Neeley doesn’t blame others for his spiral into substance abuse.
“I’m not an alcoholic or a drug addict in recovery because of the loss of my dad at a young age or any abandonment, abuses, or neglect,” he said. “I’m the one who put alcohol in me and I’m the one who put mood altering chemicals in my body.”
As a high school sophomore, Neely transferred from a Catholic school to a public school where he started taking amphetamines and rebelling against authority.
“There weren’t any hard-fast disciplinary guidelines in the public school so I was like a greyhound out of the shoot,” he said.
Neely’s behavior got him booted from school on several occasions and he quit once to join a carnival where he said he “learned how to drink like a gentleman.”
At 19, Neely enlisted in the Army but went AWOL after seven months and was court-martialed. The Army reduced him in rank and shipped him to South Korea where he began using marijuana and LSD, drugs he described as “seasoning on the salad.” Upon his return to the U.S. after a 13-month tour of duty, Neely was inexplicably elected commander of a Franco-American War Veterans post, a position that allowed him to drink for free. His day job was managing a pizza shop, and later, a restaurant.
“I spent the money I earned at the nightclubs and drank for free where I could,” he said.
Neely’s first marriage at age 22 lasted six weeks due to his substance abuse. He then spent six years with “a good drinking buddy” before marrying her, a marriage that ended after eight months and landed Neely in the airport restroom with two paper bags containing his belongings, an alarm clock, and his guitar. He then swore off drinking for five years but continued to take pills.

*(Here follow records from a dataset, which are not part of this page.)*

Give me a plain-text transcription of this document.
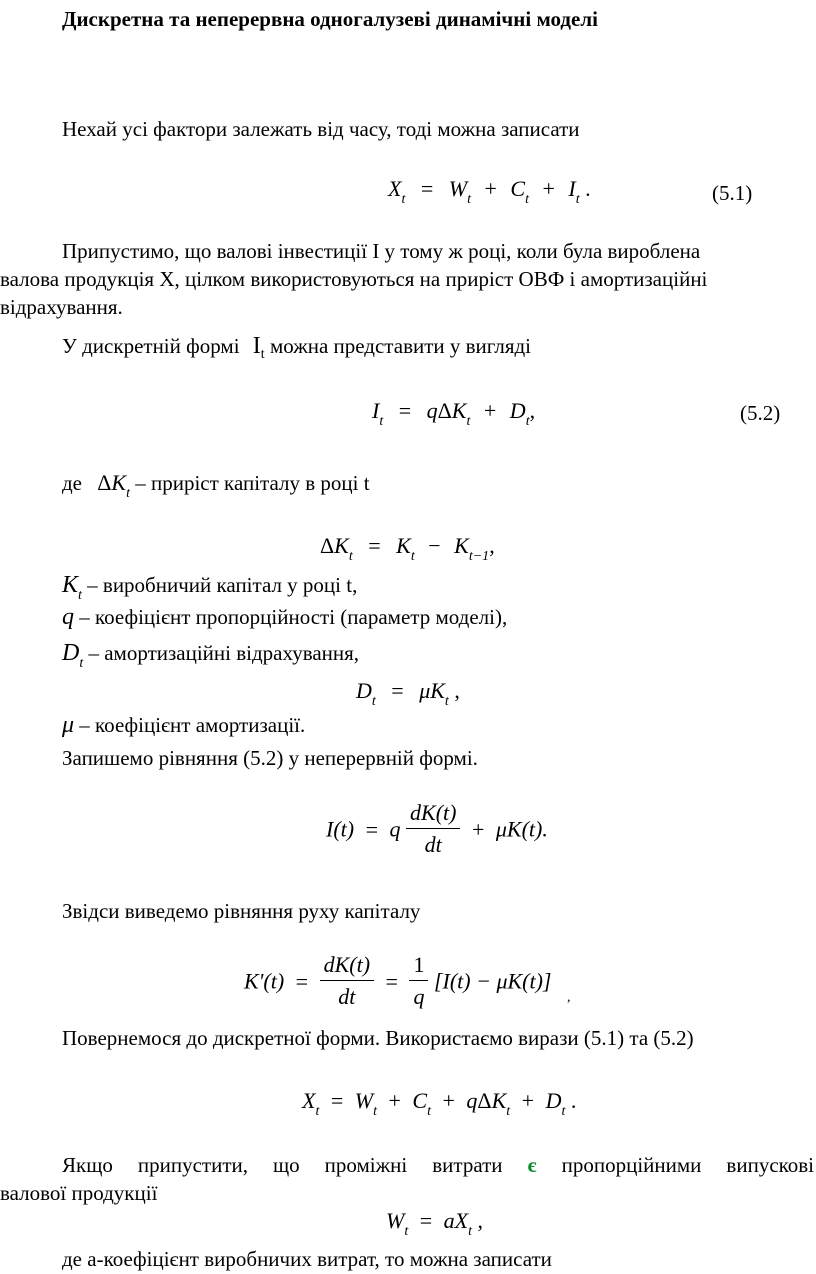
Дискретна та неперервна одногалузеві динамічні моделі
Нехай усі фактори залежать від часу, тоді можна записати
$X_t = W_t + C_t + I_t$ .	(5.1)
Припустимо, що валові інвестиції I у тому ж році, коли була вироблена
валова продукція X, цілком використовуються на приріст ОВФ і амортизаційні
відрахування.
У дискретній формі $I_t$ можна представити у вигляді
$I_t = q\Delta K_t + D_t$,	(5.2)
де $\Delta K_t$ – приріст капіталу в році t
$\Delta K_t = K_t - K_{t-1}$,
$K_t$ – виробничий капітал у році t,
q – коефіцієнт пропорційності (параметр моделі),
$D_t$ – амортизаційні відрахування,
$D_t = \mu K_t$ ,
μ – коефіцієнт амортизації.
Запишемо рівняння (5.2) у неперервній формі.
I(t) = q $\frac{dK(t)}{dt} + \mu K(t)$.
Звідси виведемо рівняння руху капіталу
$K'(t) = \frac{dK(t)}{dt} = \frac{1}{q} [I(t) - \mu K(t)]$ $_,$
Повернемося до дискретної форми. Використаємо вирази (5.1) та (5.2)
$X_t = W_t + C_t + q\Delta K_t + D_t$ .
Якщо припустити, що проміжні витрати є пропорційними випускові
валової продукції
$W_t = aX_t$ ,
де a-коефіцієнт виробничих витрат, то можна записати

“I was really just chewing my booze,” he said.
It took a traffic altercation with another driver in June 1981 to convince him that his life had spun out of control.
“I was about to hit him and I saw the shock on his wife’s face, and I saw what I was doing, and I knew I needed help,” Neely said.
Neely has been clean and in recovery since July 25, 1981. He moved from Massachusetts to the Beaumont area with his third wife in 1991 and three years later joined TDCJ as a substance abuse case manager with the Parole Division. He later became director of the substance abuse treatment program at the Beto Unit in Palestine and was then promoted to clinical director of the agency’s substance abuse program in Huntsville. Neely took a voluntary demotion in 2001 to return to Beaumont, where as program director at LeBlanc, he manages 65 counselors and the daily program activities of 1,008 offenders. He also teaches substance abuse counseling courses at Lamar University and is a member of Alcoholics Anonymous.
“I always felt that because of my connections with all the treatment facilities in the area that I could be part of the solution here,” he said.
Neely describes his recovery as “an on-going process” but believes his painful journey has been part of a grander plan to put him in a place where he can help others.
“It makes life worthwhile, seeing the light come on in other people’s eyes with some hope,” he said.